The last time watching others suffer became such a spectator sport it involved lions, gladiators and coliseums, but, although there are similarities with the Roman Empire, it is possible to take the analogy too far.

"It is not the same as bread and circuses, as being cruel in Roman times," says Mr Presdee. "We're not chopping people's legs off, although we are hurting them mentally, and once it has been played out in front of millions of people, there is no escape."

But if reality TV is so humiliating, why do people take part? According to Dr Joan Harvey, chartered psychologist at Newcastle University, it is a mixture of a thirst for fame and naivet.

"They think there is going to be instant fame and instant rewards, and potentially a better job," she says. "And I think they largely go into it without really realising what they have let themselves in for. People think they can handle it and they will get some form of notoriety. Some of them do have a local amount of fame for a little while, but it will die off."

As well as our natural voyeurism, we also enjoy watching people come a cropper. Whether it's a professional skier taking a tumble, or a celebrity breaking down in tears, few sights cheer the spirit as much as observing a downfall. And what it makes it particularly satisfying when you're watching reality TV, is the knowledge that these people volunteered - they're asking for it.

"We know they subjected themselves to it to get some quick fame, so we enjoy it when it turns in on itself.
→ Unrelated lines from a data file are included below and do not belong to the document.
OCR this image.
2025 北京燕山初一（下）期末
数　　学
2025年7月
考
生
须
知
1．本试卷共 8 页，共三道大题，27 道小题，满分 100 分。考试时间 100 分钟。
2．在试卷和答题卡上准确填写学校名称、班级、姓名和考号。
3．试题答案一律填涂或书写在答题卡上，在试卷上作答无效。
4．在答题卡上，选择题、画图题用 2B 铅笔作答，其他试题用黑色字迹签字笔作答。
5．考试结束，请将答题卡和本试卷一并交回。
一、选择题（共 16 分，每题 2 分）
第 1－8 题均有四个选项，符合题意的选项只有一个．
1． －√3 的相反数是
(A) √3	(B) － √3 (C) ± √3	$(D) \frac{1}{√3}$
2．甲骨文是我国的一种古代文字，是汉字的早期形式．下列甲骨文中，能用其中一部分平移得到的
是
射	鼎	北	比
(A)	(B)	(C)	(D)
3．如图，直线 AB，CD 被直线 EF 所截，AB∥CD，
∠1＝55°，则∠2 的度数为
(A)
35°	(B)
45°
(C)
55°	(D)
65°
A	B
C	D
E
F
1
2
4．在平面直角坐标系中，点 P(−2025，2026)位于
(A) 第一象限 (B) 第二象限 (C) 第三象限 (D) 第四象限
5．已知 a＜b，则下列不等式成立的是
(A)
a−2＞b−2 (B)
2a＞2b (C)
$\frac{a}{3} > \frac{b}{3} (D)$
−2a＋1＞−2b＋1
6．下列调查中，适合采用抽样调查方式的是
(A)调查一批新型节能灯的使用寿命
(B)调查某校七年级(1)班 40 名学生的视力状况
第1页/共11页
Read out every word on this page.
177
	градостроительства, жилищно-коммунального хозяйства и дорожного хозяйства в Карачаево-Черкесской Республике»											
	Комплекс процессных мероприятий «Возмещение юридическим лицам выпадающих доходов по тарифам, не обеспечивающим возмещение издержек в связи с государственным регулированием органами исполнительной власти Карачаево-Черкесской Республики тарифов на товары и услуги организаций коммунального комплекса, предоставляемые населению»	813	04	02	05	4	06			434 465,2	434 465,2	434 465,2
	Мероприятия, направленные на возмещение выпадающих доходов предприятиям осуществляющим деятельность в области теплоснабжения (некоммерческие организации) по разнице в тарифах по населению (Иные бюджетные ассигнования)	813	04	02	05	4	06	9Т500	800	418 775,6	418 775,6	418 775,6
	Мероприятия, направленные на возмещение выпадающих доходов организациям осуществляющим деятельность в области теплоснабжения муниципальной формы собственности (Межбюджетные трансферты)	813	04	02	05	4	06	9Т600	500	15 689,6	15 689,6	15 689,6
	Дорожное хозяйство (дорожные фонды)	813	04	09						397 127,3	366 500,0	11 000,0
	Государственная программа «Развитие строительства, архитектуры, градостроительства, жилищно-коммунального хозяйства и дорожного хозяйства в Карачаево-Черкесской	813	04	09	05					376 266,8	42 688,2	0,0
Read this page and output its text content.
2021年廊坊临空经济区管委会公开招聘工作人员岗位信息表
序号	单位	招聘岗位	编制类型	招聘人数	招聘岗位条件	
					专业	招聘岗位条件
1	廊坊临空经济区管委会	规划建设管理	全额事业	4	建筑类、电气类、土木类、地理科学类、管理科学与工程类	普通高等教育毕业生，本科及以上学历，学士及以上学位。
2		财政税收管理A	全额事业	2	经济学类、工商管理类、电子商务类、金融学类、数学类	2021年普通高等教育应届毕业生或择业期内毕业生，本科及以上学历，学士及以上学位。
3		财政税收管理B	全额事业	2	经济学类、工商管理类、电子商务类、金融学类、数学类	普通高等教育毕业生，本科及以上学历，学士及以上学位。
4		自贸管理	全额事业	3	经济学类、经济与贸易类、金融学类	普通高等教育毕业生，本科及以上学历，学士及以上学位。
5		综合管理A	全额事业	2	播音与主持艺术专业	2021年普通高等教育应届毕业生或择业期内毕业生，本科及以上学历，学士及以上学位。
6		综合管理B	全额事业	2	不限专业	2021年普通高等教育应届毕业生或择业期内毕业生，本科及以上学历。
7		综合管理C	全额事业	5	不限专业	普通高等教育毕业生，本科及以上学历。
If there's somebody who will do anything for publicity, we're chuffed when they get their comeuppance," says Dr Harvey. "We know they have set themselves up - I wouldn't go on a programme that allowed people to pick me apart."

Experience may show that reality tv humiliates those who take part, but the number of people willing to sign up suggests the navet may be very deeply ingrained.

Mr Presdee: "We know the amount of footage on something like Big Brother is huge, and we only get to see a bit of it. People go on these programmes and have no idea how programmes are put together.

"It gives me a certain sadness that we're publicly humiliating people who have done nothing wrong, apart from being part of these programmes."

But isn't it all just harmless fun? Ok, so someone gets humiliated, but no one's really getting hurt, are they? Well, according to Mr Presdee they are, and it's not just those taking part who suffer.

"We know that those who brutalise others are brutalised in the process, even if it means they might well be willing to personally humiliate somebody, because they have seen it being done and think it is good fun," he says.

"It is good fun, but it is also a form of mental cruelty. Domestic violence is not just physical, it includes mental violence, so what is the difference? Being cruel to somebody isn't just beating them up."

But when humiliation is officially sanctioned by Government - what is naming and shaming if not public humiliation? - is it any wonder that we revel in it so thoroughly? According to Mr Presdee, the only consolation is that it is a response to the pressures of not behaving badly.

"It isn't human nature to be cruel. This is a result of something else that is going on, and I would look at the amount of control we're subjected to. When we get the chance to see things we know we shouldn't see, we take it, and because it's in our own homes we can do it without being found out. It is fun and we all laugh at it, but it isn't harmless fun. It is fun with harm."